This file is the single source of project expectations for Codex, Cursor, and other AI agents. Claude Code uses CLAUDE.md, which references this file.
dbt-artifacts-parser is a Python package that parses dbt artifacts (catalog, manifest, run-results, sources) as Python objects. Pydantic models are generated from the official dbt artifact JSON schemas (from dbt-labs/dbt-core). We do not manually edit generated parser models; we use dbt artifacts from stable dbt versions only; we support only artifacts whose JSON schemas are publicly available.
See README.md for usage and CONTRIBUTING.md for full contribution and implementation policy.
Run from the repository root.
- Setup:
make setup— installs dependencies and pre-commit hooks. - Test:
make test - Lint:
make lint(runs pre-commit on all files) - Build:
make build— clean, lint, test, then build the package.
- Follow the implementation policy in CONTRIBUTING.md: no manual changes to generated Pydantic models; use the download and generate scripts for any parser updates.
- Parser codegen: download schemas with dev/download_dbt_schemas.sh, then generate classes with dev/generate_parser_classes.sh.

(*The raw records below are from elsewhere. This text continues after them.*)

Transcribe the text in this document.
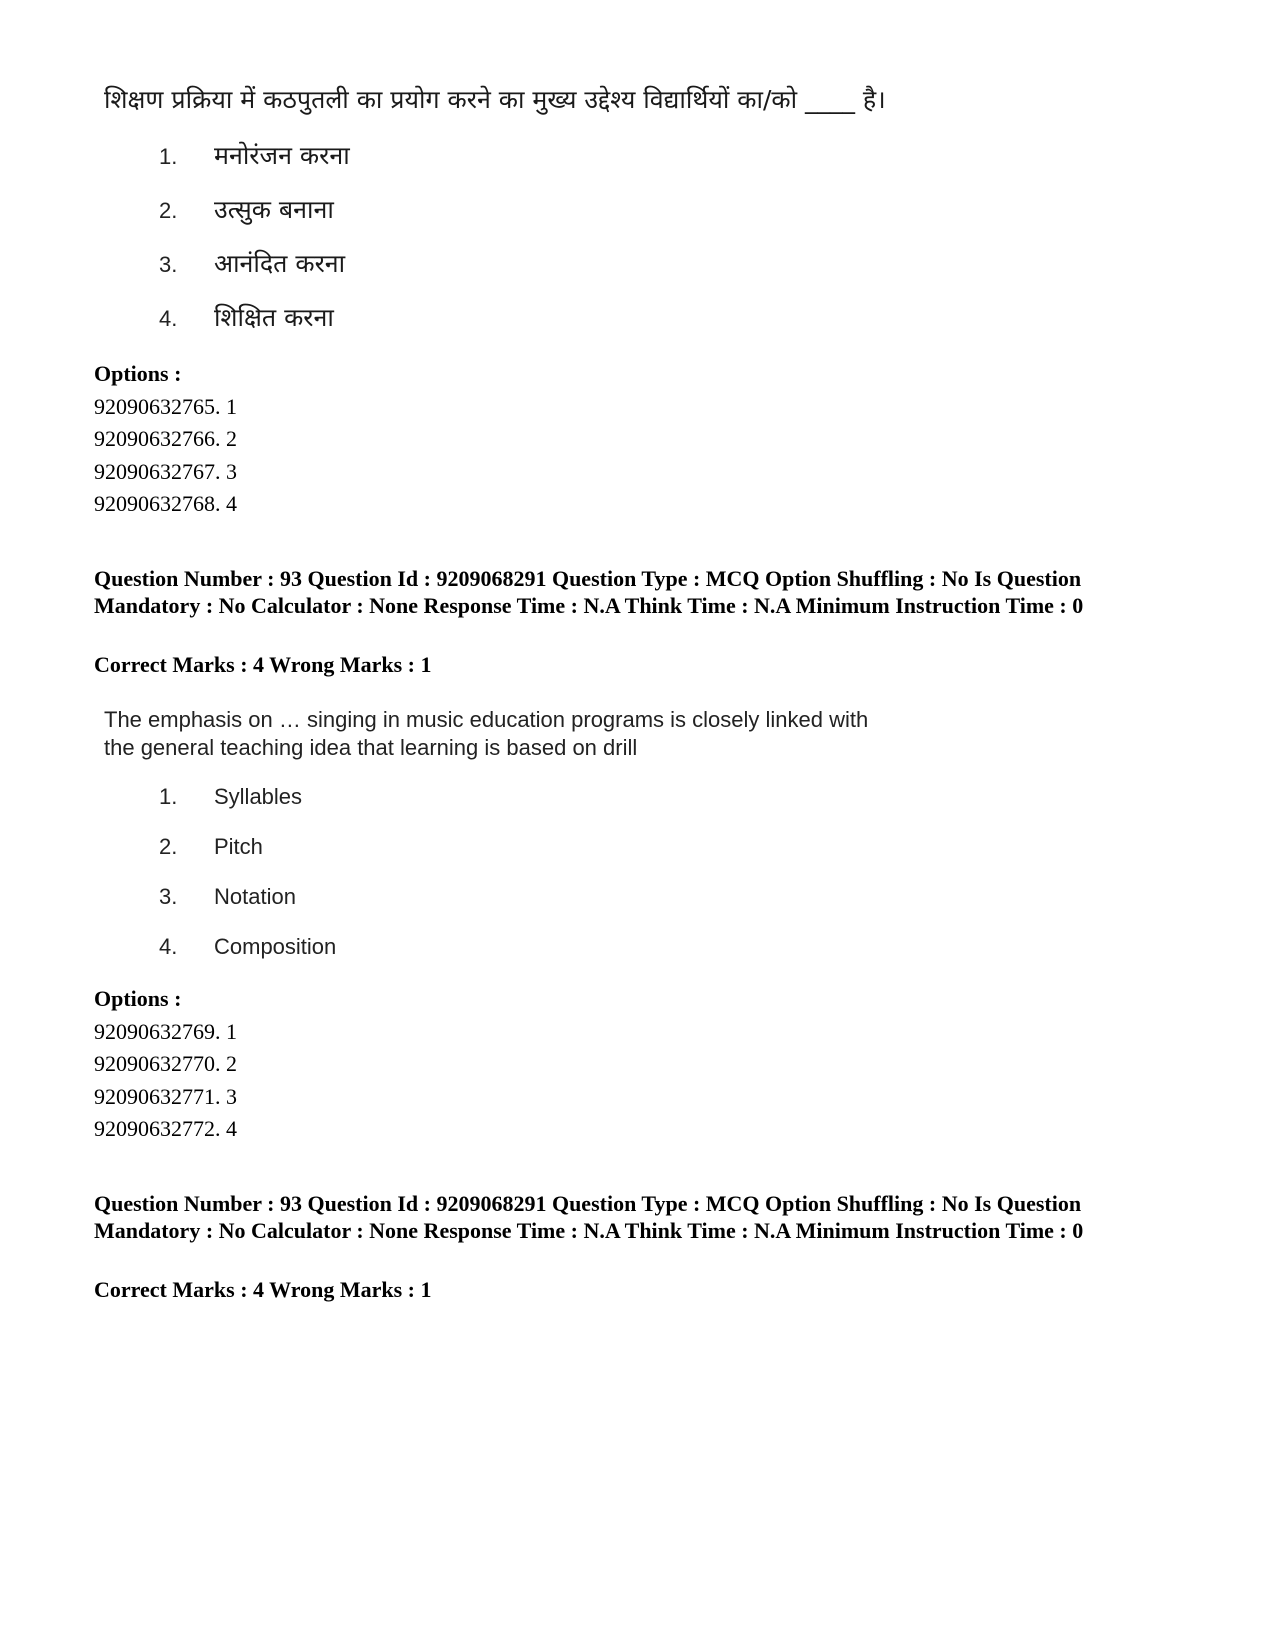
शिक्षण प्रक्रिया में कठपुतली का प्रयोग करने का मुख्य उद्देश्य विद्यार्थियों का/को ____ है।
1. मनोरंजन करना
2. उत्सुक बनाना
3. आनंदित करना
4. शिक्षित करना
Options :
92090632765. 1
92090632766. 2
92090632767. 3
92090632768. 4
Question Number : 93 Question Id : 9209068291 Question Type : MCQ Option Shuffling : No Is Question Mandatory : No Calculator : None Response Time : N.A Think Time : N.A Minimum Instruction Time : 0
Correct Marks : 4 Wrong Marks : 1
The emphasis on … singing in music education programs is closely linked with
the general teaching idea that learning is based on drill
1. Syllables
2. Pitch
3. Notation
4. Composition
Options :
92090632769. 1
92090632770. 2
92090632771. 3
92090632772. 4
Question Number : 93 Question Id : 9209068291 Question Type : MCQ Option Shuffling : No Is Question Mandatory : No Calculator : None Response Time : N.A Think Time : N.A Minimum Instruction Time : 0
Correct Marks : 4 Wrong Marks : 1
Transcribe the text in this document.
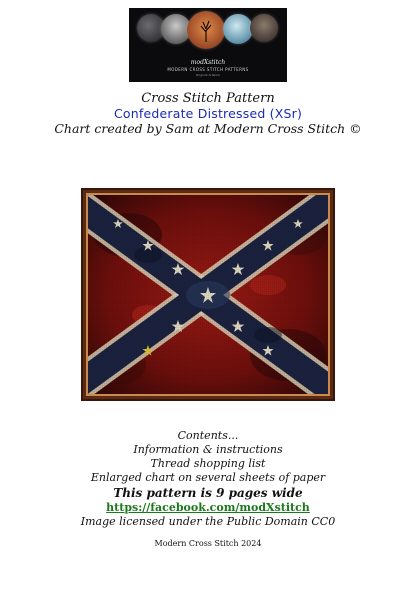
modXstitch
MODERN CROSS STITCH PATTERNS
Original Artwork
Cross Stitch Pattern
Confederate Distressed (XSr)
Chart created by Sam at Modern Cross Stitch ©
Contents...
Information & instructions
Thread shopping list
Enlarged chart on several sheets of paper
This pattern is 9 pages wide
https://facebook.com/modXstitch
Image licensed under the Public Domain CC0
Modern Cross Stitch 2024
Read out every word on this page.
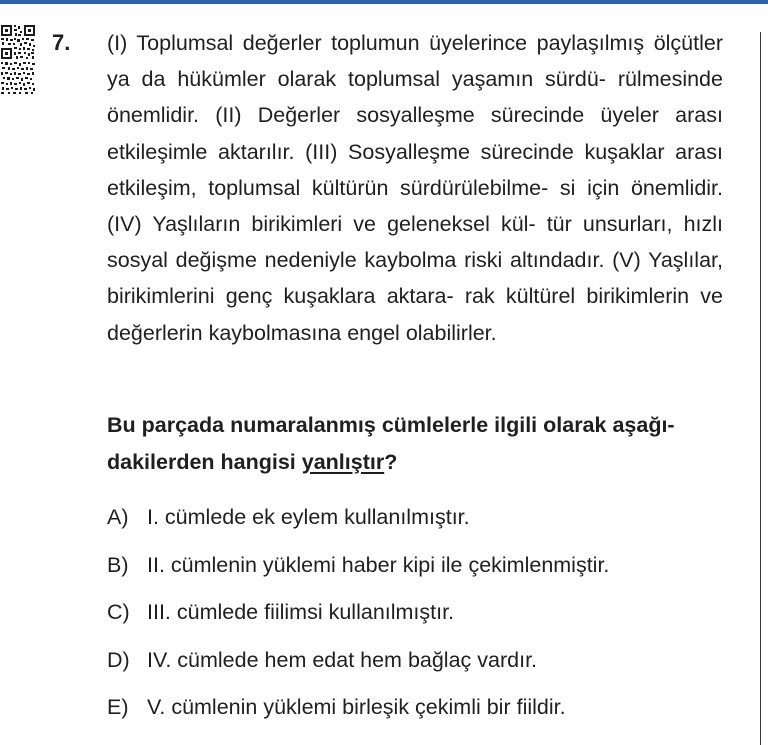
7. (I) Toplumsal değerler toplumun üyelerince paylaşılmış ölçütler ya da hükümler olarak toplumsal yaşamın sürdü- rülmesinde önemlidir. (II) Değerler sosyalleşme sürecinde üyeler arası etkileşimle aktarılır. (III) Sosyalleşme sürecinde kuşaklar arası etkileşim, toplumsal kültürün sürdürülebilme- si için önemlidir. (IV) Yaşlıların birikimleri ve geleneksel kül- tür unsurları, hızlı sosyal değişme nedeniyle kaybolma riski altındadır. (V) Yaşlılar, birikimlerini genç kuşaklara aktara- rak kültürel birikimlerin ve değerlerin kaybolmasına engel olabilirler.

Bu parçada numaralanmış cümlelerle ilgili olarak aşağı-
dakilerden hangisi yanlıştır?

A) I. cümlede ek eylem kullanılmıştır.
B) II. cümlenin yüklemi haber kipi ile çekimlenmiştir.
C) III. cümlede fiilimsi kullanılmıştır.
D) IV. cümlede hem edat hem bağlaç vardır.
E) V. cümlenin yüklemi birleşik çekimli bir fiildir.
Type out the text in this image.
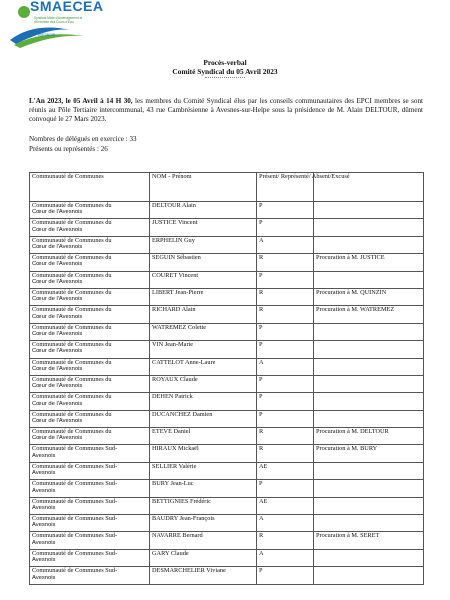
SMAECEA
Syndicat Mixte d'Aménagement et d'Entretien des Cours d'Eau
AVESNOIS
Procès-verbal
Comité Syndical du 05 Avril 2023
L'An 2023, le 05 Avril à 14 H 30, les membres du Comité Syndical élus par les conseils communautaires des EPCI membres se sont réunis au Pôle Tertiaire intercommunal, 43 rue Cambrésienne à Avesnes-sur-Helpe sous la présidence de M. Alain DELTOUR, dûment convoqué le 27 Mars 2023.
Nombres de délégués en exercice : 33
Présents ou représentés : 26
Communauté de Communes	NOM - Prénom	Présent/ Représenté/ Absent/Excusé	

Communauté de Communes du
Cœur de l'Avesnois	DELTOUR Alain	P	

Communauté de Communes du
Cœur de l'Avesnois	JUSTICE Vincent	P	

Communauté de Communes du
Cœur de l'Avesnois	ERPHELIN Guy	A	

Communauté de Communes du
Cœur de l'Avesnois	SEGUIN Sébastien	R	Procuration à M. JUSTICE

Communauté de Communes du
Cœur de l'Avesnois	COURET Vincent	P	

Communauté de Communes du
Cœur de l'Avesnois	LIBERT Jean-Pierre	R	Procuration à M. QUINZIN

Communauté de Communes du
Cœur de l'Avesnois	RICHARD Alain	R	Procuration à M. WATREMEZ

Communauté de Communes du
Cœur de l'Avesnois	WATREMEZ Colette	P	

Communauté de Communes du
Cœur de l'Avesnois	VIN Jean-Marie	P	

Communauté de Communes du
Cœur de l'Avesnois	CATTELOT Anne-Laure	A	

Communauté de Communes du
Cœur de l'Avesnois	ROYAUX Claude	P	

Communauté de Communes du
Cœur de l'Avesnois	DEHEN Patrick	P	

Communauté de Communes du
Cœur de l'Avesnois	DUCANCHEZ Damien	P	

Communauté de Communes du
Cœur de l'Avesnois	ETEVE Daniel	R	Procuration à M. DELTOUR

Communauté de Communes Sud-
Avesnois	HIRAUX Mickaël	R	Procuration à M. BURY

Communauté de Communes Sud-
Avesnois	SELLIER Valérie	AE	

Communauté de Communes Sud-
Avesnois	BURY Jean-Luc	P	

Communauté de Communes Sud-
Avesnois	BETTIGNIES Frédéric	AE	

Communauté de Communes Sud-
Avesnois	BAUDRY Jean-François	A	

Communauté de Communes Sud-
Avesnois	NAVARRE Bernard	R	Procuration à M. SERET

Communauté de Communes Sud-
Avesnois	GARY Claude	A	

Communauté de Communes Sud-
Avesnois	DESMARCHELIER Viviane	P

When updating or adding parsers (syncing with dbt-core, regenerating Pydantic models):
- Download first:
bash dev/download_dbt_schemas.sh [--ref REF] [artifact_type] [version ...] - Then generate:
bash dev/generate_parser_classes.sh [artifact_type] [version ...]
Artifact types: catalog, manifest, run-results, sources. Omit arguments to process all types and versions. If the user specifies a ref (e.g. branch), pass --ref REF only to the download script.
A project skill dbt-parser-refresh encodes this workflow in detail. Skills live in .claude/skills/ (Cursor and Claude Code). Codex users: this repo provides .agents/skills as a symlink to .claude/skills, so the same skill is available there.